Игралось что-то неторопливое, приятное. Феликс, не больно мастер танцевать, под эту музыку вполне успешно водил продолжавшую улыбаться Ию.
– А я вам не кажусь страннее? Точнее сказать, более странной, чем обычно? – спросила она.
– Вы для меня всегда загадка, всегда сфинкс.
– А вы знаете, Феликс, я влюбилась. Пойдемте сядем. Я вам кое-что расскажу.– Подобрав под себя свои длинные ноги на просевшем под нею диванчике, она продолжала: – Вам я оказалась ни к чему. Но не все же такие. Ну, ну, не протестуйте, я шучу, шучу. А всерьез… Всерьез – да, влюбилась. И знаете, в кого?
– Нет, конечно.
– В Булатова! – Она сказала и ждала реакции на свои слова.
– Что? – изумился Феликс.– В того, в писателя?
– Да. С ума схожу, понимаете. Места не могу найти. Мечусь. Я рада, что вы пришли. Чудовищная история. Я себе казалась такой рассудительной, такой разумной, такой обремененной опытом. И вот все кверху дном. Не сплю, не ем. Смешно даже! Хочу к нему, хочу быть с ним. Но как? Один разок мне удалось после того вечера в театре увязаться за ним на художественную выставку. А больше не знаю, что и придумать. Может быть, отнесете записочку? – Ия как-то неестественно засмеялась. – У него нет времени. Вы понимаете: времени нет! На все оно есть. На Дальний Восток таскаться, на Иссык-Куль, за границу, книги писать, выступать с речами – на это есть, есть, есть. А на живого человека его нет, нет.
Феликс видел, что Ия не шутит и все, что она говорит, правда. Он ее понимал. Она всей душой влюбилась в человека и мучается оттого, что он-то о ее чувствах не ведает.
– Вот видите, какие мы, женщины, несчастные,– сказала она почти серьезно.– Вам, мужчинам, проще: пошел и объяснился. А нам как? Жди и молчи, молчи и жди? А если так ничего и не дождешься?
– И нам не очень просто, Ия. Объясниться объяснишься, а в ответ ни чего хорошего не получишь. Тогда что?
– Но все-таки объяснишься, скажешь!– Ия раздражалась.– А тут и сказать невозможно. Я позвонила ему по телефону. Взяла трубку жена. Второй раз позвонила – опять жена. Чу-до-вищ-но!

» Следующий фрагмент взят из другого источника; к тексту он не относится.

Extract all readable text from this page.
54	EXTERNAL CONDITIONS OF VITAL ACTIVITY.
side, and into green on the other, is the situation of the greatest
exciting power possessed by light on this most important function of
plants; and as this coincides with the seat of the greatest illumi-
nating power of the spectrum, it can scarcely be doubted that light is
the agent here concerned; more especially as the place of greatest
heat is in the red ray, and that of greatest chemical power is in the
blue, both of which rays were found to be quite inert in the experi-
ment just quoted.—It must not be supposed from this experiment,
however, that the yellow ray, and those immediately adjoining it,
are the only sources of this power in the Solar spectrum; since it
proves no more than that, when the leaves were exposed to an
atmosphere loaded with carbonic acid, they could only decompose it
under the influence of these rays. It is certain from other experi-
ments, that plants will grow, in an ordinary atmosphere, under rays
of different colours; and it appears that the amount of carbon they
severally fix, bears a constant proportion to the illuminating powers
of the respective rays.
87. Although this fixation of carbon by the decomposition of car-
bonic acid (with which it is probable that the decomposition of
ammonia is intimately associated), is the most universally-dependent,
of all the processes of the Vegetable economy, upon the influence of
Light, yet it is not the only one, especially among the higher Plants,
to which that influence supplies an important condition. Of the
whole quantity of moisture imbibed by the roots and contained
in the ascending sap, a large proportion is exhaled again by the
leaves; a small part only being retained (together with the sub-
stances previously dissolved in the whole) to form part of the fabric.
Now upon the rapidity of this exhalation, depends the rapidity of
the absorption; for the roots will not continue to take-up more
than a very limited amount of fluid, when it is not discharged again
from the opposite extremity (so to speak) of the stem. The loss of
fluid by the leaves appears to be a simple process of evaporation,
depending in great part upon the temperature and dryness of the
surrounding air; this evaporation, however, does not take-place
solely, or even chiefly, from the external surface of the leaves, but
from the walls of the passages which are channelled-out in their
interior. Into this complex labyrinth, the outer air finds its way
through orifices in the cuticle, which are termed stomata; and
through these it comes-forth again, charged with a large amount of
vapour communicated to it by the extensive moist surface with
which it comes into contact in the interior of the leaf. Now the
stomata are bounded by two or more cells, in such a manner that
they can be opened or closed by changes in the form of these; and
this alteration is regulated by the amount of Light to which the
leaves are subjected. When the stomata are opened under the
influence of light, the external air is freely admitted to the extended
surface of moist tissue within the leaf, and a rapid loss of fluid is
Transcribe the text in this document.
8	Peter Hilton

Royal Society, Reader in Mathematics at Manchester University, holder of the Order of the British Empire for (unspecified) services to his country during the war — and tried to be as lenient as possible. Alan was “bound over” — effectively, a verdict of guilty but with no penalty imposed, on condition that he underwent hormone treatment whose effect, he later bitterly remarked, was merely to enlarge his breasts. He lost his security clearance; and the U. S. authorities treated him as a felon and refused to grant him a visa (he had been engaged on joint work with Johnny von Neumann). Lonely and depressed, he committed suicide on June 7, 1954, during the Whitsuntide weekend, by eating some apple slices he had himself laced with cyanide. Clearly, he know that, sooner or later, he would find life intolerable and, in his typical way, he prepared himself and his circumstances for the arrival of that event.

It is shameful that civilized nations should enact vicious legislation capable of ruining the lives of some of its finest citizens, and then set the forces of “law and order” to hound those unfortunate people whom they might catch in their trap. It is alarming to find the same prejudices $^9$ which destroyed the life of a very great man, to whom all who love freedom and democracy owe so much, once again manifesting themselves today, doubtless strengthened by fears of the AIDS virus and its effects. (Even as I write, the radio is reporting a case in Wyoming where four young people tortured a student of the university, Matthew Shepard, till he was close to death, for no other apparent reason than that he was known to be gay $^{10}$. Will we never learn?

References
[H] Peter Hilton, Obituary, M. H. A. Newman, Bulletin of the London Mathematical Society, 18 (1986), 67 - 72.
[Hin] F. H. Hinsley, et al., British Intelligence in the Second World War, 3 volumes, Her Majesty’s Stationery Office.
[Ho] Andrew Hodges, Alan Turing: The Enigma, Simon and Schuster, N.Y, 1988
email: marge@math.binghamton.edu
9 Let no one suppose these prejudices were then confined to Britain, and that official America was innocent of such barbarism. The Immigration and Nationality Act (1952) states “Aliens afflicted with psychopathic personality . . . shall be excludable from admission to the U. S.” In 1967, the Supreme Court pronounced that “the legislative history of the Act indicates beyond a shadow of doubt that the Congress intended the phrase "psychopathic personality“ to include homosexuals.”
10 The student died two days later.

– А вы не считаете, Ия, что это не совсем хорошо?
– Что именно?
– Ну там жена… семья… дети, наверно.
– Ерунда! Из евангелия! Не пожелай чужую жену или чужого мужа?! Когда приходит любовь, все летит в геенну огненную. Она, она, она – любовь диктует все и всем на земном шаре.
– Зигмунд Фрейд, Ия! Это его объяснение всему, что происходит с человеком и с обществом. Начинается, мол, с взаимоотношения полов…
– Я не о полах говорю! – почти крикнула Ия.– Не об этих взаимоотношениях. Они и у коз с козлами существуют. Я о любви, о любви! Человека к человеку! Мыслящего существа к мыслящему существу. У меня были отношения полов. И у вас они были. Ну и что? Что они вам и мне принесли? Какие богатства оставили в душе? А любовь!…
– Но это тоже невелико богатство – вот так мучиться,– сказал Фе ликс, чтобы услышать, что ответит на это Ия. Он чувствовал, что его со стояние близко к ее состоянию, они были товарищами по несчастью или по счастью – установить еще не удалось.
– А что, по-вашему, лучше составить так называемую счастливую парочку двух накопителей, которые в полном согласии, как два муравейника, как две трогательные хрестоматийные пчелки, все в домик, в домик, в домик тащат, руководствуясь тем, что курица, и та к себе гребет? И чем больше нагребли этак, тем счастливее?
– Это крайность, Ия.
– Настоящее только крайности. Все, что посерединке,– позорное благоразумие.
– Вы боевой полемист. Но вы неправы. Одно дело – «третьего не дано», другое дело – за настоящее считать только крайности.